After returning back to Japan in 1995, Dr. Nakagawara continued to work to prove his hypothesis at the Chiba Cancer Center Research Institute. His group unveiled the molecular and genetic mechanisms of the spontaneous regression of NB as follows.

  1. Similar to pheochromocytoma, the NGF/TrkA signaling pathway is targeted in NB which originates from the same sympathetic neurons as pheochromocytoma, and is inhibited by MYCN amplification and ALK mutations (1993, 2013).
  2. His group has identified a novel UNC5D as the second dependence receptor functioning downstream of the TrkA receptor to transduce NGF-mediated survival signal (2013).
  3. In regressing NB tissue, the relative deficiency of NGF induces programmed cell death (PCD) through the TrkA dependence receptor. During that process, expressions of BMCC1, KIF1Bβ, UNC5D, E2F1, p53 and p63 as well as the UNC5D/E2F1/p53/p63 positive feedback loop are induced to cause the tumor cells death (2013).
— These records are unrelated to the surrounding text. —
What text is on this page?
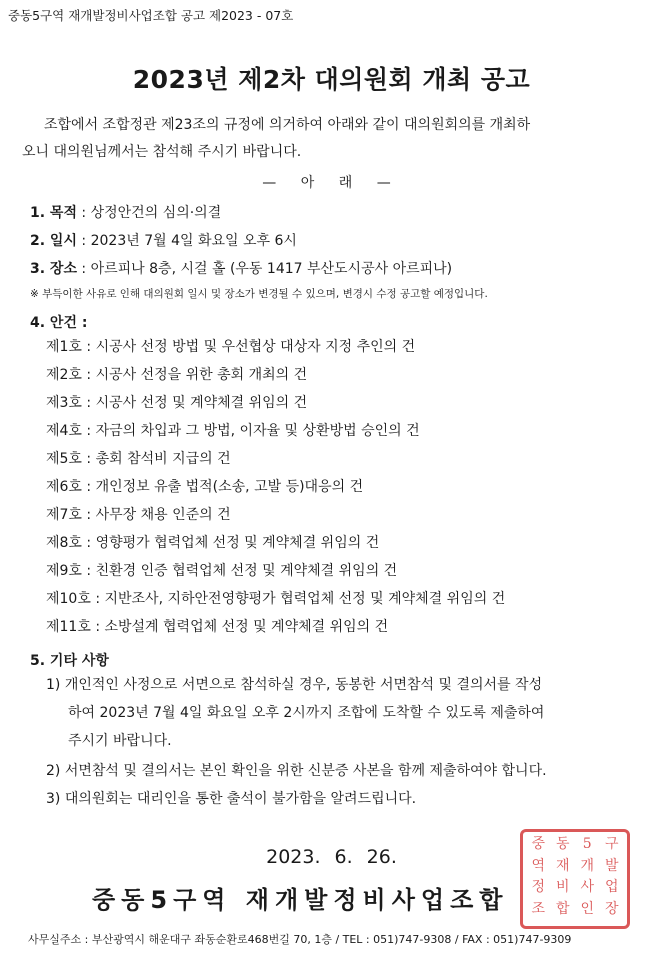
중동5구역 재개발정비사업조합 공고 제2023 - 07호
2023년 제2차 대의원회 개최 공고

조합에서 조합정관 제23조의 규정에 의거하여 아래와 같이 대의원회의를 개최하

오니 대의원님께서는 참석해 주시기 바랍니다.
— 아 래 —
1. 목적 : 상정안건의 심의·의결
2. 일시 : 2023년 7월 4일 화요일 오후 6시
3. 장소 : 아르피나 8층, 시걸 홀 (우동 1417 부산도시공사 아르피나)
※ 부득이한 사유로 인해 대의원회 일시 및 장소가 변경될 수 있으며, 변경시 수정 공고할 예정입니다.
4. 안건 :
제1호 : 시공사 선정 방법 및 우선협상 대상자 지정 추인의 건
제2호 : 시공사 선정을 위한 총회 개최의 건
제3호 : 시공사 선정 및 계약체결 위임의 건
제4호 : 자금의 차입과 그 방법, 이자율 및 상환방법 승인의 건
제5호 : 총회 참석비 지급의 건
제6호 : 개인정보 유출 법적(소송, 고발 등)대응의 건
제7호 : 사무장 채용 인준의 건
제8호 : 영향평가 협력업체 선정 및 계약체결 위임의 건
제9호 : 친환경 인증 협력업체 선정 및 계약체결 위임의 건
제10호 : 지반조사, 지하안전영향평가 협력업체 선정 및 계약체결 위임의 건
제11호 : 소방설계 협력업체 선정 및 계약체결 위임의 건
5. 기타 사항
1) 개인적인 사정으로 서면으로 참석하실 경우, 동봉한 서면참석 및 결의서를 작성
하여 2023년 7월 4일 화요일 오후 2시까지 조합에 도착할 수 있도록 제출하여
주시기 바랍니다.
2) 서면참석 및 결의서는 본인 확인을 위한 신분증 사본을 함께 제출하여야 합니다.
3) 대의원회는 대리인을 통한 출석이 불가함을 알려드립니다.
2023. 6. 26.
중동5구역 재개발정비사업조합
중 동 5 구
역 재 개 발
정 비 사 업
조 합 인 장
사무실주소 : 부산광역시 해운대구 좌동순환로468번길 70, 1층 / TEL : 051)747-9308 / FAX : 051)747-9309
  4. The protein stability of the master molecule MYCN (N-MYC) is regulated by GSK3β and LIN28B/let-7/AURKA pathways in NB. Dr. Nakagawara’s group has discovered that NCYM, a cis-antisense gene of MYCN, is a de novo evolved gene whose protein product is functional only in humans and chimpanzees (2014). Actually, N-CYM is the first de novo evolved gene product found in human cancer. Because both NCYM and MYCN are transcribed at the same genomic locus, they are always co-amplified and co-expressed at similar levels in NB. In addition, his group has revealed that N-CYM stabilizes N-MYC through inhibiting GSK3β, leading to human NB more aggressive and metastatic. N-CYM is also involved in regulating stemness of NB by inducing some reprograming factors and in induction of asymmetric division of NB cells.
  5. His group has finally discovered that p63 is a key molecule switching between the molecular machinery of the spontaneous regression and aggressiveness in NB. Indeed, only p63 among the p53 family members is expressed at significantly higher levels in favorable NBs with a tendency to regress than in unfavorable NBs.